The Landauer erasure principle states that to erase a bit of information from a system, the entropy of the environment will be increased by at least $k_B\log2$, or equivalently, it costs at least an amount $k_BT\log2$ of energy to erase a bit of information.
To make this precise, you have to carefully define what erasure of information means. Kurt Jacobs does this, and gives a nice concise derivation in this article. If I understand it correctly, the argument is essentially as follows:
- As the laws of physics are reversible, information is never really destroyed. What we mean by information being destroyed is that it is not accessible through macroscopic variables of the system (or the environment), and is hidden in inaccessible degrees of freedom of the microstate, i.e. essentially in thermal noise.
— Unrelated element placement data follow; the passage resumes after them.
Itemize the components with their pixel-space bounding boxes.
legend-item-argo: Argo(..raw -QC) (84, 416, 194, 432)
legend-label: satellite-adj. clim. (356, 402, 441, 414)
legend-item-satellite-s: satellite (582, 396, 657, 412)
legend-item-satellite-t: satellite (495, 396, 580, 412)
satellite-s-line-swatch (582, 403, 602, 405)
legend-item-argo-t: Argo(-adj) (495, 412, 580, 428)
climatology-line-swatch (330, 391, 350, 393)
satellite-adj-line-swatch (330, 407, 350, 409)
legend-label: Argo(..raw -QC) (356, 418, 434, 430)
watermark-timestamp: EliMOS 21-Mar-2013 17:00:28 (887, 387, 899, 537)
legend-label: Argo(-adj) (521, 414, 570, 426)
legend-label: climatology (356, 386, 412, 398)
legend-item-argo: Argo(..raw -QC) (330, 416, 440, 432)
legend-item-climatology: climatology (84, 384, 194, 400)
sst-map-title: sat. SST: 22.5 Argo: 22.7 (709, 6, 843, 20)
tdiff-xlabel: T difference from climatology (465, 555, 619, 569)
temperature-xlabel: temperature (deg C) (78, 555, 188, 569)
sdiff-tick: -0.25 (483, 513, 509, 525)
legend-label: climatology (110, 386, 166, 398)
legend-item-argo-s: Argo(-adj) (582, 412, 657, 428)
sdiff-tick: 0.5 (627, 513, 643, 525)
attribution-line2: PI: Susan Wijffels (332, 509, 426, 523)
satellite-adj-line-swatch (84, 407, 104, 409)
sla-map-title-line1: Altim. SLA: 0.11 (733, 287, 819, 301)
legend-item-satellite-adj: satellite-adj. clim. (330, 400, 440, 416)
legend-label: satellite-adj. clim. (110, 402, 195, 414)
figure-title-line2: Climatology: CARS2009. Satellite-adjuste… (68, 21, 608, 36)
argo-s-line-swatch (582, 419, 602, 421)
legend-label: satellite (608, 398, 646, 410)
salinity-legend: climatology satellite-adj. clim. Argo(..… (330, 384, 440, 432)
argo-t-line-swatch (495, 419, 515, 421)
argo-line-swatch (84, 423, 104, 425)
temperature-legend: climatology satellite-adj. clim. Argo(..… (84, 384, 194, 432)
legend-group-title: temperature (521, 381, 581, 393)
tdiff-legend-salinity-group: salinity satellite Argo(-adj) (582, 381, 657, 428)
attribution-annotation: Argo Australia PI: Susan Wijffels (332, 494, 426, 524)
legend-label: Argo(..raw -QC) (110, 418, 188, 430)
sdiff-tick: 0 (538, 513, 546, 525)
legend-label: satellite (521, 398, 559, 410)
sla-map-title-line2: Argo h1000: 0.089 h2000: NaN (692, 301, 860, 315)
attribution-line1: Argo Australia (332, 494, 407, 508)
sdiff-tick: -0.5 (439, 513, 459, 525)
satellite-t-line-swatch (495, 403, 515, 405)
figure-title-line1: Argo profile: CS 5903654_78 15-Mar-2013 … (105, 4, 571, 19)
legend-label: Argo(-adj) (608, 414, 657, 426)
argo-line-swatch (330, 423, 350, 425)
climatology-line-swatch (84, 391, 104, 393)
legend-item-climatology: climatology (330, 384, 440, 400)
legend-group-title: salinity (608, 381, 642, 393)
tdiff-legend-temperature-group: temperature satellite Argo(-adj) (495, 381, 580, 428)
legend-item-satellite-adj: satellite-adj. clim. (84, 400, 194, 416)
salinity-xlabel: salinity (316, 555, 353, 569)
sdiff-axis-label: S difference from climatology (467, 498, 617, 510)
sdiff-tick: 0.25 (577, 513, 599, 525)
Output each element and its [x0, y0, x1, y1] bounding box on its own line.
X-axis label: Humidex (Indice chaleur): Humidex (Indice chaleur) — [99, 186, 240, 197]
- Reduce the system to one that carries a single bit of information, and assume that the environment is in one of $N$ equivalent microstates. This gives un an entropy of $S = k_B\log N$.
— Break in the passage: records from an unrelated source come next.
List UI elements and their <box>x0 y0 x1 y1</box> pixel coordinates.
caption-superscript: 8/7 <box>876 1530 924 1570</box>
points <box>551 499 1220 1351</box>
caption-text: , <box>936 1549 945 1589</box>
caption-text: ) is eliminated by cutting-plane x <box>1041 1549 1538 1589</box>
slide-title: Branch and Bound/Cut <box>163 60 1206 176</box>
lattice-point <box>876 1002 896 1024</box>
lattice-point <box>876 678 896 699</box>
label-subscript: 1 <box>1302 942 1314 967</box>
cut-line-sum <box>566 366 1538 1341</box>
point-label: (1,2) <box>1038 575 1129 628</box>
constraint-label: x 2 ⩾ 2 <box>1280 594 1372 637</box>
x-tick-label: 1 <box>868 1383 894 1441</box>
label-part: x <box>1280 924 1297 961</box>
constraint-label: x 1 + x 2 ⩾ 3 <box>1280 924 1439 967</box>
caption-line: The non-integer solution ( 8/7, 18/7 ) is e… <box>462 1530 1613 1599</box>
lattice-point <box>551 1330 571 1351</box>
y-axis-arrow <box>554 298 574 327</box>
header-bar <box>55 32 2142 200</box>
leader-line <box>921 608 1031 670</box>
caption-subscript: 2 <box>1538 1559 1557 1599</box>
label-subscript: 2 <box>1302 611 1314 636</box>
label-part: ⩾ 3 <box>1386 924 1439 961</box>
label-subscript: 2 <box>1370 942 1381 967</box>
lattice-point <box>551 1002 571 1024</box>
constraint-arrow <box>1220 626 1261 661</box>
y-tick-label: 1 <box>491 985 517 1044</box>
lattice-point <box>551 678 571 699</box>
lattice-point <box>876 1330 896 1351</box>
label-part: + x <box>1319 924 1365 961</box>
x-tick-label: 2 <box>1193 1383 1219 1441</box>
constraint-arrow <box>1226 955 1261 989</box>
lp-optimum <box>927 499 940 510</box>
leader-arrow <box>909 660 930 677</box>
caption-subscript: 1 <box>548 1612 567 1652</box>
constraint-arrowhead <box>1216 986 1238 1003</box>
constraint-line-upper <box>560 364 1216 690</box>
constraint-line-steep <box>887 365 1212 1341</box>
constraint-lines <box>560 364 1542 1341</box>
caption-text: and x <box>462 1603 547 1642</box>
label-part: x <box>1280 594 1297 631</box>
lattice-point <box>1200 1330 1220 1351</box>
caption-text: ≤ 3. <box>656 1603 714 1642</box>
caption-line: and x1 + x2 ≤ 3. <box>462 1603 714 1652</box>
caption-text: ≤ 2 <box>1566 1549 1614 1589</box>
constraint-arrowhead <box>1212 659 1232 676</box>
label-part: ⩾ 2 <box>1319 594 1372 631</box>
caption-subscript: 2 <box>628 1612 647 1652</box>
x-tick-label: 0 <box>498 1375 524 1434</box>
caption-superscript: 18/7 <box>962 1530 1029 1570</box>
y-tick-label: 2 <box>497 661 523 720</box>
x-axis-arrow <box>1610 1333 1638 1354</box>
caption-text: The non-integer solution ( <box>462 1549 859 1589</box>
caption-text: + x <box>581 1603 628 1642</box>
- Destroying the state of this system means mapping it to a fixed state (e.g. 0) in such a way that no information about the original state can be recovered from macroscopic variables of the system or environment.
- Physically the old state of the system must still be encoded in the environment, along with the environment's original state.
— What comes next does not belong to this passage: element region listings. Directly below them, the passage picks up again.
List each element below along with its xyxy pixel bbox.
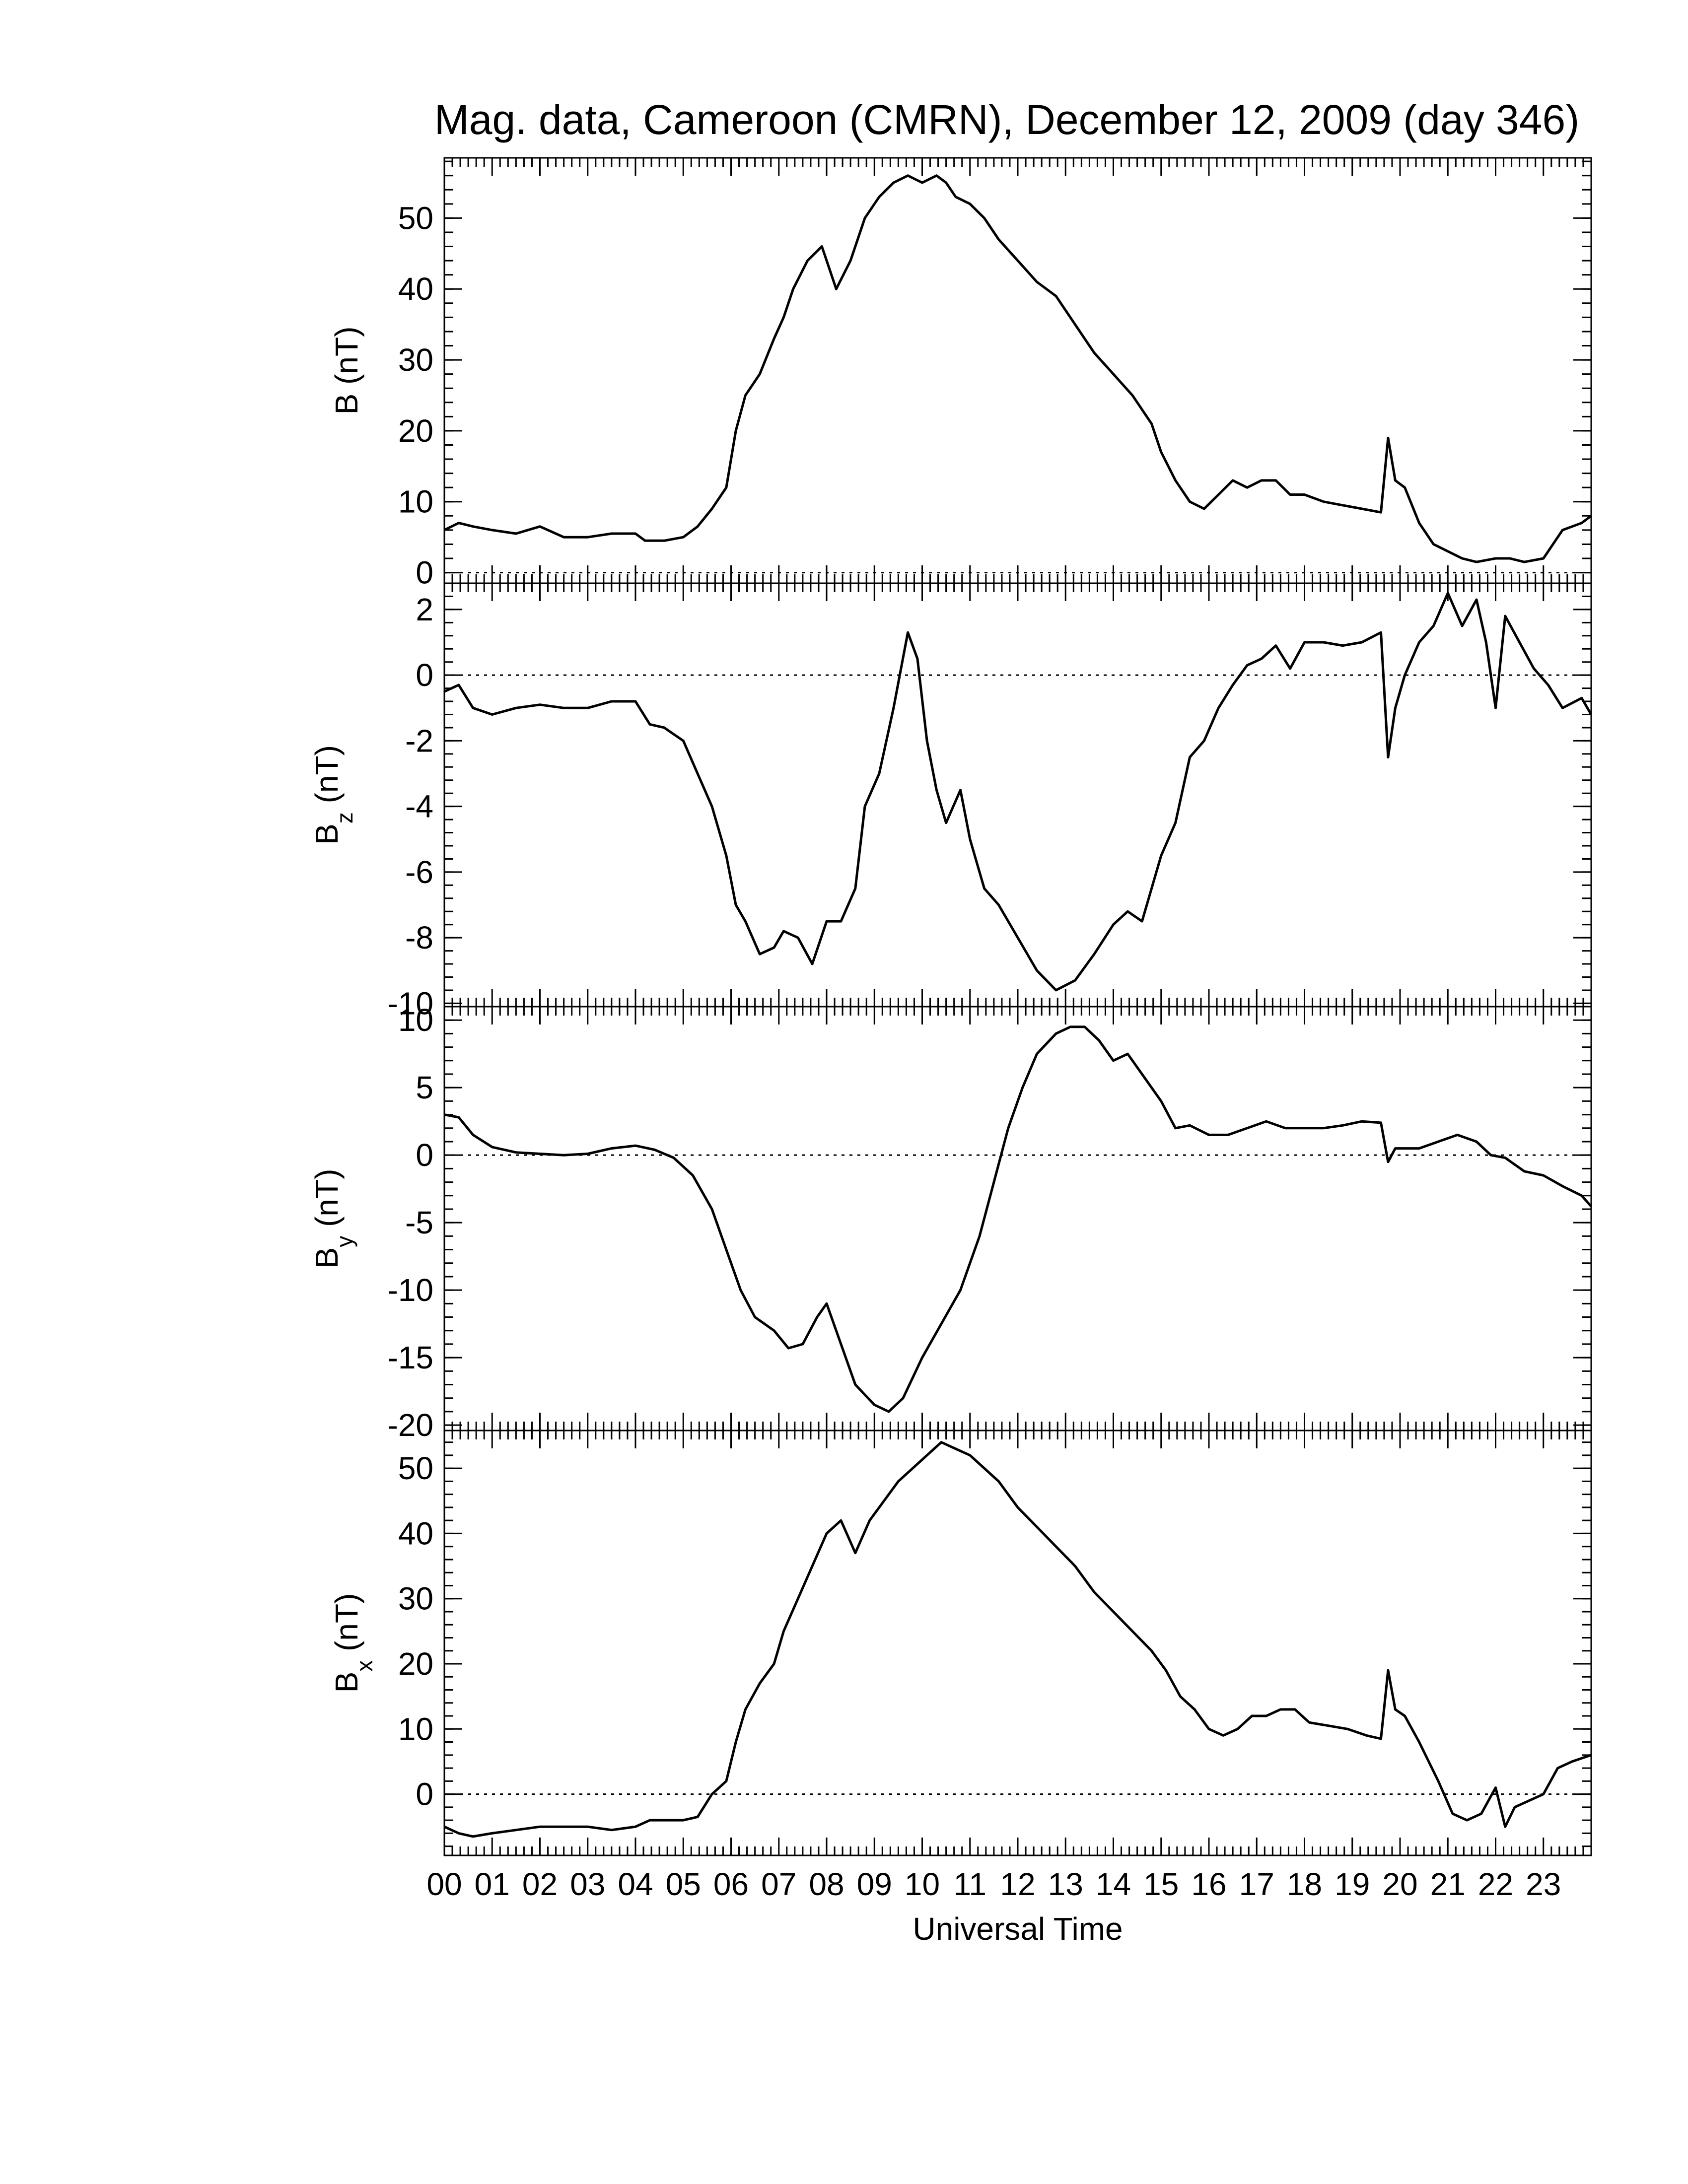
x-tick-label: 19: [1335, 1866, 1370, 1902]
y-tick-label: 20: [398, 1646, 433, 1682]
x-tick-label: 01: [475, 1866, 510, 1902]
y-tick-label: 10: [398, 1711, 433, 1747]
y-tick-label: 20: [398, 413, 433, 449]
x-tick-label: 22: [1478, 1866, 1513, 1902]
x-tick-label: 14: [1096, 1866, 1131, 1902]
x-tick-label: 16: [1191, 1866, 1226, 1902]
y-tick-label: -10: [388, 1272, 434, 1308]
x-tick-label: 18: [1287, 1866, 1322, 1902]
y-axis-label-Bz: Bz (nT): [309, 745, 357, 845]
y-tick-label: 2: [416, 592, 433, 627]
y-tick-label: -15: [388, 1340, 434, 1375]
x-tick-label: 20: [1382, 1866, 1417, 1902]
y-tick-label: 5: [416, 1070, 433, 1105]
x-tick-label: 10: [905, 1866, 940, 1902]
y-tick-label: 0: [416, 1776, 433, 1812]
x-tick-label: 23: [1526, 1866, 1561, 1902]
plot-frame: [443, 1006, 1592, 1432]
x-axis-label: Universal Time: [913, 1911, 1123, 1947]
y-tick-label: 10: [398, 1002, 433, 1038]
y-tick-label: 0: [416, 555, 433, 591]
y-tick-label: 0: [416, 1137, 433, 1173]
y-tick-label: 40: [398, 1515, 433, 1551]
series-line-Bx: [443, 1441, 1592, 1838]
y-tick-label: 50: [398, 200, 433, 236]
plot-frame: [443, 157, 1592, 584]
y-axis-label-Bx: Bx (nT): [329, 1593, 377, 1693]
y-tick-label: 40: [398, 271, 433, 307]
x-tick-label: 15: [1143, 1866, 1179, 1902]
series-line-B: [443, 174, 1592, 563]
x-axis: 00 01 02 03 04 05 06 07 08 09 10 11 12 13 14 15 16 17 18 19…: [426, 1866, 1561, 1902]
x-tick-label: 03: [570, 1866, 605, 1902]
panel-Bz: -10 -8 -6 -4 -2 0 2 Bz (nT): [309, 582, 1593, 1021]
x-tick-label: 12: [1000, 1866, 1035, 1902]
y-tick-label: -5: [405, 1205, 433, 1240]
x-tick-label: 11: [954, 1866, 986, 1902]
x-tick-label: 04: [618, 1866, 653, 1902]
panel-By: -20 -15 -10 -5 0 5 10 By (nT): [309, 1002, 1592, 1443]
x-tick-label: 09: [857, 1866, 892, 1902]
x-tick-label: 17: [1239, 1866, 1274, 1902]
y-axis-label-B: B (nT): [329, 327, 364, 415]
y-tick-label: -2: [405, 723, 433, 758]
series-line-Bz: [443, 592, 1593, 992]
y-tick-label: 30: [398, 342, 433, 378]
y-tick-label: 0: [416, 657, 433, 693]
y-tick-label: 10: [398, 484, 433, 520]
y-tick-label: -8: [405, 920, 433, 956]
panel-Bx: 0 10 20 30 40 50 Bx (nT): [329, 1430, 1592, 1856]
x-tick-label: 02: [522, 1866, 558, 1902]
x-tick-label: 07: [761, 1866, 796, 1902]
series-line-By: [444, 1025, 1592, 1413]
y-tick-label: 50: [398, 1450, 433, 1486]
y-tick-label: -4: [405, 789, 433, 824]
y-tick-label: -20: [388, 1407, 434, 1443]
chart-title: Mag. data, Cameroon (CMRN), December 12,…: [434, 96, 1579, 143]
plot-frame: [443, 582, 1592, 1008]
panel-B: 0 10 20 30 40 50 B (nT): [329, 157, 1592, 591]
y-tick-label: -10: [388, 985, 434, 1021]
y-tick-label: 30: [398, 1581, 433, 1617]
x-tick-label: 13: [1048, 1866, 1083, 1902]
x-tick-label: 21: [1430, 1866, 1466, 1902]
plot-frame: [443, 1430, 1592, 1856]
x-tick-label: 00: [426, 1866, 462, 1902]
x-tick-label: 08: [809, 1866, 844, 1902]
y-tick-label: -6: [405, 854, 433, 890]
x-tick-label: 05: [666, 1866, 701, 1902]
x-tick-label: 06: [713, 1866, 749, 1902]
y-axis-label-By: By (nT): [309, 1169, 357, 1269]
- By an explicit numbering argument, it is argued that there must be at least $2N$ indistinguishable microstates corresponding to the new macrostate of the environment if we want the original system state to be erased.
The last point seems intuitively clear: if we have 2 initial system states, and $N$ environment states, we have a total of $2N$ states. If the number of system states gets reduced to 1, the environment must end up in 1 of $2N$ states, and it must not be derivable from macroscopic properties of the microstate what the initial system state was.
However, couldn't these $2N$ states correspond to 2 different macrostates? If half of the original "0" states would map to the first, and the other half to the second, and likewise for the "1" states, the entropy would not be increased. More precisely, let $a,a'$ be indistinguishable initial microstates of the environment, $b,b'$ and $c,c'$ final pairs of indistinguishable microstates, but such that $b,c$ and $b',c'$ are macroscopically distinguishable. Then if the erasure mapping would map
$$\begin{gather*} (0,a)\mapsto (0,b) \\ (0,a')\mapsto (0,c) \\ (1,a)\mapsto (0,b') \\ (1,a')\mapsto (0,c') \end{gather*}$$
the original system state has become inaccessible, but the entropy hasn't gone up. Note that in this erasure mapping, indistinguishable states, e.g. $(0,a)$ and $(0,a')$ are mapped to distinguishable states $(0,b)$ and $(0,c)$. Since I was uncertain if that would be possible, I asked on this site.
Is there a flaw in my reasoning, or am I ignoring some assumption that has to be made for Landauer's principle to hold?